Остаток. Поэтому мне непонятно, почему люди, ведущие себя достойно, страдают заниженной самооценкой. Все наше поколение инфантильней Вашего в том смысле, что Ваше крепче держится на ногах и более, чем наше, свободно. Мне, как и всем моим знакомым, родители помогали до 25, а то и до 30 лет. Павел же уже лет с 17 мог себя прокормить, а нынче подкармливает и предка. У Вас ситуация вроде бы та же. Конечно, даром такая самостоятельность не дается, тяжкая работа воспитывает жесткий взгляд на вещи. Мы, по сути, работали только «для виду». Мы делаем вид, что на них работаем; они делают вид, что нам платят. Проблемы самореализации решались в свободное от работы время. Поэтому и жили «в две жизни»: одной — для телесного прокорма, другой — для духовного. Если эти заботы разделить, то многое упрощается. А вот реализоваться в работе — это гораздо нужнее и труднее. Особенно человеку с задатками художника. Ему приходится о реалиях жизни судить жестче. Пусть так. Но почему же Вы, стоящие на ногах крепче нас, «маргиналами» себя ощущаете в большей мере? Если в мире Вы видите «один смертный ужас», то грех агитировать за оптимизм, и остается взывать к реализму. Знающие Кафку о нем говорили как о человеке «без кожи» — малейшее прикосновение быта его обжигало.
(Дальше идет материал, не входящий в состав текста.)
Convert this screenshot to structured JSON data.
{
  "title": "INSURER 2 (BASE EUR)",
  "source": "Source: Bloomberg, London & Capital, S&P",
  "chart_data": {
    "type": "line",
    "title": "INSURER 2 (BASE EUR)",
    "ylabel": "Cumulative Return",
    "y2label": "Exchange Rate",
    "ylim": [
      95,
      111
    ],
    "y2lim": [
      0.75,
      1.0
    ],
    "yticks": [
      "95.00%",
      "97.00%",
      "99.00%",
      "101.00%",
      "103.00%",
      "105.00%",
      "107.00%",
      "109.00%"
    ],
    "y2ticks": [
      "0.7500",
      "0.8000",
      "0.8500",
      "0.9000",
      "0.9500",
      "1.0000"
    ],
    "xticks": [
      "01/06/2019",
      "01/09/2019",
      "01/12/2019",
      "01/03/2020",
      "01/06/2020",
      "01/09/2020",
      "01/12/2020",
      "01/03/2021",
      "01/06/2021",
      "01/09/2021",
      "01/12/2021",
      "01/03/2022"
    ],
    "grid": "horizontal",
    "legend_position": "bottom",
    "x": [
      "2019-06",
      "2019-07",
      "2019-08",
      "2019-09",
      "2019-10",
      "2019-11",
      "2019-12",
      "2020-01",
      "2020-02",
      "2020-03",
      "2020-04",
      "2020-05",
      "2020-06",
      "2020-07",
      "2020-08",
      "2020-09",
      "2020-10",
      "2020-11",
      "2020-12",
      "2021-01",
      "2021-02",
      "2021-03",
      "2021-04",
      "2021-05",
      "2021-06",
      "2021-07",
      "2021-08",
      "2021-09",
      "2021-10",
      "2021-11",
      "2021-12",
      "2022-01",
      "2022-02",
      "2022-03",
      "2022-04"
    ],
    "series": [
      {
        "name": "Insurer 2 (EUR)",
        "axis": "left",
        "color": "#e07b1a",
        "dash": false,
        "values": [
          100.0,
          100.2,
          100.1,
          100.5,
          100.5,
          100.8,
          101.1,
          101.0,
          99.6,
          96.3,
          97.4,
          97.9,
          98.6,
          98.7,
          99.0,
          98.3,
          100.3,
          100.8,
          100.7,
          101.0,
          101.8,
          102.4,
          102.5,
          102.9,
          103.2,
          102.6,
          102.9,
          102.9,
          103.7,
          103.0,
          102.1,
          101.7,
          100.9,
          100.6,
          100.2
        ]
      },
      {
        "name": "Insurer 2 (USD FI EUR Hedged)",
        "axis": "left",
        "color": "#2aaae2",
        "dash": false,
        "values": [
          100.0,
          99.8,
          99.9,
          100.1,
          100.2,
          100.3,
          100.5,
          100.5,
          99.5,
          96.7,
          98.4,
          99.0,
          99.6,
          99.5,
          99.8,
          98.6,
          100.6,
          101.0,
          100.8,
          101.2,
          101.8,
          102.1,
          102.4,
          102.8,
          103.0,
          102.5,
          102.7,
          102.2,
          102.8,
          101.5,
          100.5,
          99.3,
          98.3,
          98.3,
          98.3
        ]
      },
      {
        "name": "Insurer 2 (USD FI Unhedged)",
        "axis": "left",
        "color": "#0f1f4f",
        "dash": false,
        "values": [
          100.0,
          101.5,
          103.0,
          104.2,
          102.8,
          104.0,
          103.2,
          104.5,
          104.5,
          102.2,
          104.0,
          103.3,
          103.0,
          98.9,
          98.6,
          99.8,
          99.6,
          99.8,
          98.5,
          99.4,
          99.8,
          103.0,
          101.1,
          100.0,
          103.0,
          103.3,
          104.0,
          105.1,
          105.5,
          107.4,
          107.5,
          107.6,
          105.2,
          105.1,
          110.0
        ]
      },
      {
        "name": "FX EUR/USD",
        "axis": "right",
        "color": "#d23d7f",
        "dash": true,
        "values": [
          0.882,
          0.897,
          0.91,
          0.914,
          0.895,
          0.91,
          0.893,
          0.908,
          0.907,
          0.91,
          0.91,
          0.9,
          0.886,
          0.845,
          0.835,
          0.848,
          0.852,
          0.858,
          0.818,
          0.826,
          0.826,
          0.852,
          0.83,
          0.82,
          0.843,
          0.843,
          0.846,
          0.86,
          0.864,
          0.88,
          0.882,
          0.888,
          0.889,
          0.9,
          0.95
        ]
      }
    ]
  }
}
Художнику положено воспринимать мир острее — чувствовать за других.
Или Вы считаете, что одни создают идеальные структуры, а другие их портят? Почему же общество содержит созидателей? Чтобы художник предавался пожизненным приключениям с красочным полотном, кто-то другой должен всю жизнь горбатиться менее занятным трудом. Заставить себя кормить художник не может: люди его содержат добровольно. Стало быть, признают его ценность.
Исходить тут надо из соображений самых простых. Есть (как ни замарано это слово) красота. Что она такое, никто не знает, но она есть. Когда она есть, человеку больше ничего не надо. А когда нет, становится скот скотом. Единственный, кто умеет растить красоту, это художник. А если отказывается, то что же с ней станется? Ее станут подделывать.
Иногда говорят, что гениальный художник всю красоту, какой человек себя окружил, находит поддельной, и потому с плеча ее рушит. Но мыслимо ли, чтобы все вещи, какие человек веками находил прекрасными, его предавали? чтобы чувство прекрасного, каждым человеком унаследованное с гигантской исторической дистанции, было вовсе ложным? Единственное, что художнику дано — открывать красоту там, где ее еще не видят, прочищать глаза. Впрочем, об этом я уже писал.
В оправдание оптимизма могу сослаться на опыт своей жизни и заверить Вас, что это только первые 60–65 лет жить тяжко. А потом Вы свою жизнь не поменяете ни на какую иную.